At a second-story window of his country house in Le Gras, France, Joseph Nicéphore Niépce placed a camera obscura, loaded with a polished, light-sensitive, bitumen-coated, pewter plate, and aimed it toward the view outside. He then uncovered the lens for anywhere from eight hours to “several days.” [1] The result: the earliest surviving camera-made photograph. From left to right, it reveals the Niépce family’s “pigeon-house,” a pear tree, the diagonal plane of the barn’s sloped roof, the bakery’s chimney, and another wing of the house—all seen from a south-facing view. [2] During the extended time of this photographic exposure, the angle of the sun shifted, bathing both left and right sides of the structures in full light, and giving permanence to this view of Niépce’s nineteenth-century French estate and countryside.
Despite the presence of recognizable objects such as buildings and rooftops, the image is grainy and lacks detail. Nevertheless, this milestone photograph offered, in Niépce’s words, “the first uncertain step in a completely new direction.” [3] This “heliograph”—as Niépce called it, from the Greek words for “sun” and “writing”—was made more than a dozen years before the announcement of the invention of the daguerreotype by fellow Frenchman Louis-Jacques-Mandé Daguerre.
To make View from the Window at Le Gras, Niépce created a light-tight box with a small hole (aperture) in it—also called a camera obscura. He then prepared a polished pewter plate coated with light-sensitive bitumen of Judea (a naturally occurring asphalt), and placed it in the camera obscura.

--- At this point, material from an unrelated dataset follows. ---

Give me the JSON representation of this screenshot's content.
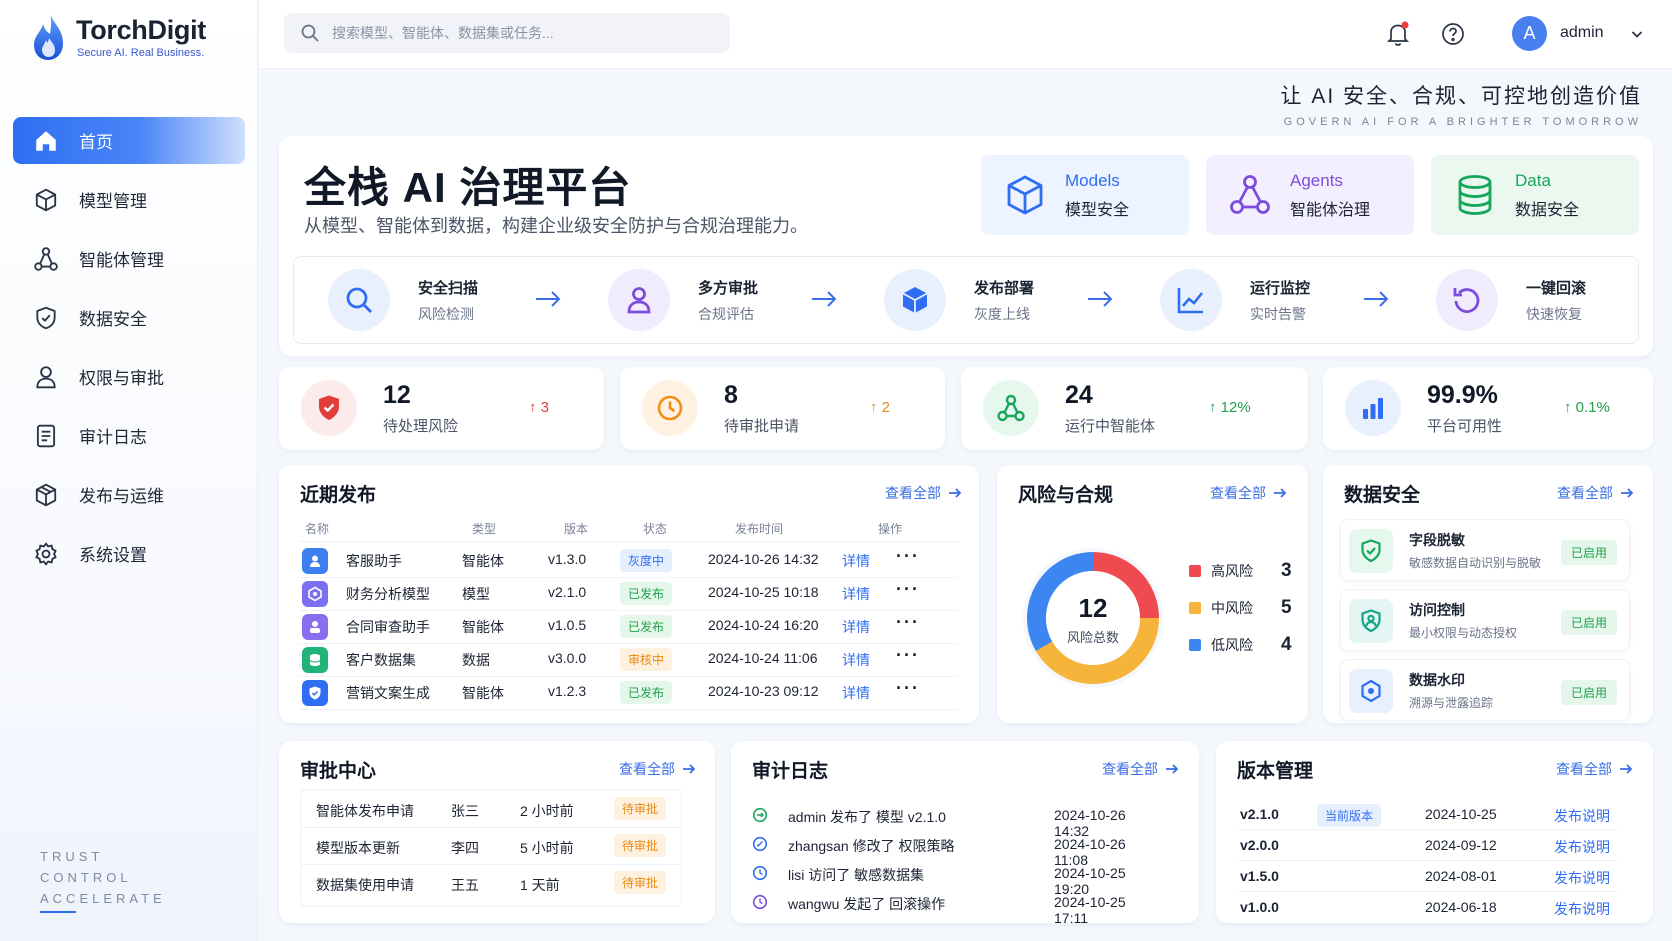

To make the photograph, Niépce put the camera in place, and opened the aperture. After he felt the plate was adequately exposed, he removed it and washed it with a mixture of lavender oil and white petroleum, which dissolved parts of the bitumen that were hardened by exposure to light. The result was this one-of-a-kind photograph.
Photography’s un-natural view of time
On the reverse of View from the Window at Le Gras, Niépce’s friend, British botanist Francis Bauer—who encouraged Niépce to write a letter staking claim to the invention to the Royal Society (of which he was a Fellow)—added an explanatory inscription in 1827:
Heliography. The first results obtained spontaneously by the action of light. By Mr. Niepce of Chalon-sur-Saone. 1827.
Monsieur Niépce’s first successful experiment of fixing permanently the Image from Nature. [4]
Bauer’s written remarks bear witness to Niépce’s claim to have invented photography, more than a decade before Daguerre would lay claim to the same achievement. They also note the instantaneous speed with which Niépce’s chemistry began reacting to translate light into an image—a process that found completion in several hours or days. Bauer’s notes on the reverse of View from the Window at Le Gras remind us that these photochemical reactions and photographs enjoyed a peculiar ability to represent time in a way that differs dramatically from our experience of it. Photographs confound viewers by preserving a small sliver of time from its dynamic natural continuum—or from “Nature”—and rendering it permanently visible, and stilled for later viewing and re-viewing.
Niépce’s death and his late addition to history
Nevertheless, Niépce ultimately was unsuccessful at attracting the interest and financial support of the French or British governments and scientific organizations to invest in his further experiments. [5] He became concerned about further draining the family finances on continued development of his photographic process, and entered a partnership in 1829 with one of the few men who was interested in the innovation, the renowned diorama and theatrical-scene painter Daguerre. [6] Niépce hoped to capitalize upon Daguerre’s connections and showmanship skills to find funding for his invention.
However, Niépce would soon discover that Daguerre had greatly oversold the promise of his own photographic experiments, which were then in a rudimentary state. Daguerre eagerly visited Le Gras in 1829 and learned the heliographic process from Niépce.
Unfortunately, Niépce died in 1833, leaving his family relatively penniless, his photographic process imperfect, and all of his experiments and ideas about photochemistry in the hands of a man who made measurably fewer contributions to their partnership than he did. [7] Daguerre, in turn, developed a different process and sold it—and the diorama—to the French government in 1839.
For more than a century, Daguerre was credited as the maker of the earliest surviving photograph. [8] Niépce’s involvement received little recognition in our histories until View from a Window at Le Gras—with Bauer’s inscription on the back—made its way into the hands of photography historian Helmut Gernsheim, who began to track its provenance in 1952. Gernsheim’s re-discovery of the image—affirmed by details from correspondence between Niépce and Bauer, led to the acknowledgment that Niépce played an essential role as a “founding father” of the medium—about 125 years after Niépce’ historic contribution to the invention of photography.